Pese
a que vivo solo y nadie tiene copia de la llave de casa, desde la
puerta del bar de la esquina, esta noche miro hacia la ventana de mi
salón y veo luz adentro. Con cada sorbo de cerveza, me convenzo un
poco más de que soy olvidadizo, despistado, capaz de salir del piso
sin haber echado la llave o sin haber apagado la lamparita bajo la que a
diario leo; hoy, por no ir más lejos, un cuento de Julio Cortázar. También me digo o me cuento, y con el sabor de la cerveza
salen y saben mejor las palabras, que las sombras que intuyo moverse
tras el cristal y el estor de la ventana son únicamente eso:
sombras, ilusiones ópticas, fantasmagorías de mi mente asustada
ante el hecho de que empieza a hacerse tarde y Sara no ha venido al
bar ni contesta al teléfono.

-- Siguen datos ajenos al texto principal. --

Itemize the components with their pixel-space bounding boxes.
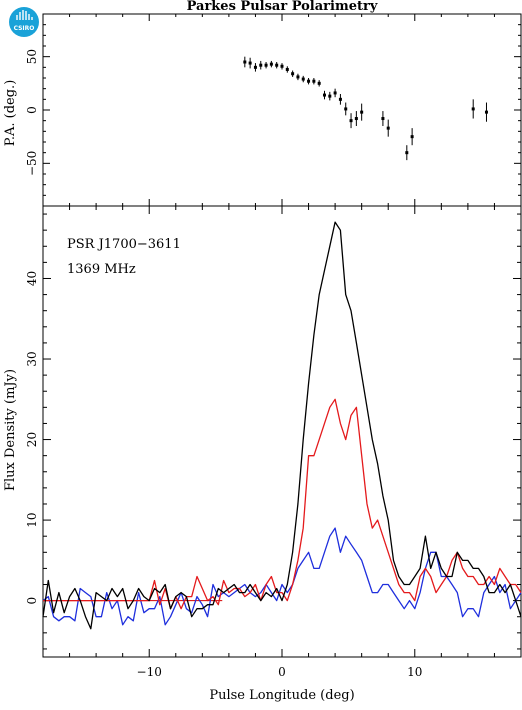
pa-y-axis-label: P.A. (deg.)	[3, 80, 18, 147]
profile-axis-ticks: 0 10 20 30 40 −10 0 10	[25, 206, 522, 679]
profile-y-tick-label: 10	[25, 512, 39, 527]
pa-axis-ticks: −50 0 50	[25, 14, 522, 206]
profile-series	[42, 221, 522, 630]
pa-y-tick-label: −50	[25, 151, 39, 176]
profile-x-tick-label: 10	[407, 665, 422, 679]
pa-point	[333, 88, 337, 98]
pa-point	[280, 63, 284, 70]
profile-y-tick-label: 40	[25, 271, 39, 286]
series-linear-line	[43, 398, 522, 610]
pa-point	[344, 102, 348, 116]
x-axis-label: Pulse Longitude (deg)	[209, 688, 354, 703]
pa-point	[322, 90, 326, 100]
pa-point	[405, 145, 409, 161]
pa-point	[285, 66, 289, 73]
pa-point	[484, 102, 488, 122]
pa-point	[328, 91, 332, 101]
pa-point	[410, 128, 414, 146]
pa-point	[269, 60, 273, 68]
pa-point	[386, 119, 390, 137]
pa-y-tick-label: 0	[25, 106, 39, 114]
pa-point	[275, 62, 279, 69]
pa-point	[317, 80, 321, 87]
logo-badge	[9, 7, 39, 37]
pa-point	[349, 113, 353, 129]
chart-title: Parkes Pulsar Polarimetry	[187, 0, 378, 14]
pa-point	[354, 111, 358, 126]
profile-y-tick-label: 30	[25, 351, 39, 366]
pa-point	[471, 99, 475, 119]
pa-point	[360, 103, 364, 121]
profile-y-axis-label: Flux Density (mJy)	[3, 369, 18, 491]
profile-x-tick-label: 0	[278, 665, 286, 679]
series-total-line	[42, 221, 522, 630]
logo-lines-icon	[16, 10, 33, 20]
pa-point	[243, 56, 247, 68]
pa-point	[338, 94, 342, 105]
pa-panel-frame	[42, 13, 522, 207]
pa-points	[243, 56, 488, 161]
pa-y-tick-label: 50	[25, 49, 39, 64]
pa-point	[253, 63, 257, 72]
pa-point	[248, 57, 252, 69]
profile-x-tick-label: −10	[137, 665, 162, 679]
pa-point	[259, 60, 263, 70]
csiro-logo: CSIRO	[9, 7, 39, 37]
series-circular-line	[42, 527, 522, 626]
pa-point	[301, 75, 305, 83]
profile-y-tick-label: 0	[25, 597, 39, 605]
logo-text: CSIRO	[14, 25, 35, 32]
pa-point	[312, 78, 316, 85]
pa-point	[264, 62, 268, 69]
pa-point	[291, 70, 295, 77]
pa-point	[296, 73, 300, 81]
profile-y-tick-label: 20	[25, 432, 39, 447]
pulsar-name-annotation: PSR J1700−3611	[67, 237, 181, 252]
pa-point	[307, 78, 311, 85]
pa-point	[381, 111, 385, 126]
frequency-annotation: 1369 MHz	[67, 262, 136, 277]
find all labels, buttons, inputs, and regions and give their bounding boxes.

El camarero, que mira como quien
entiende, se ofrece a invitarme “a la penúltima”. Ya no debería
beber otra. O puede que sí, pienso después de haber aceptado su
ofrecimiento. Porque quizá no sea tan mala idea, antes de subir y
volver a marcar los números de su número, apurar algo más de valor
del fondo del vaso. Entre tanto, tal vez dé tiempo a que Sara
aparezca y las sombras de mi casa desaparezcan.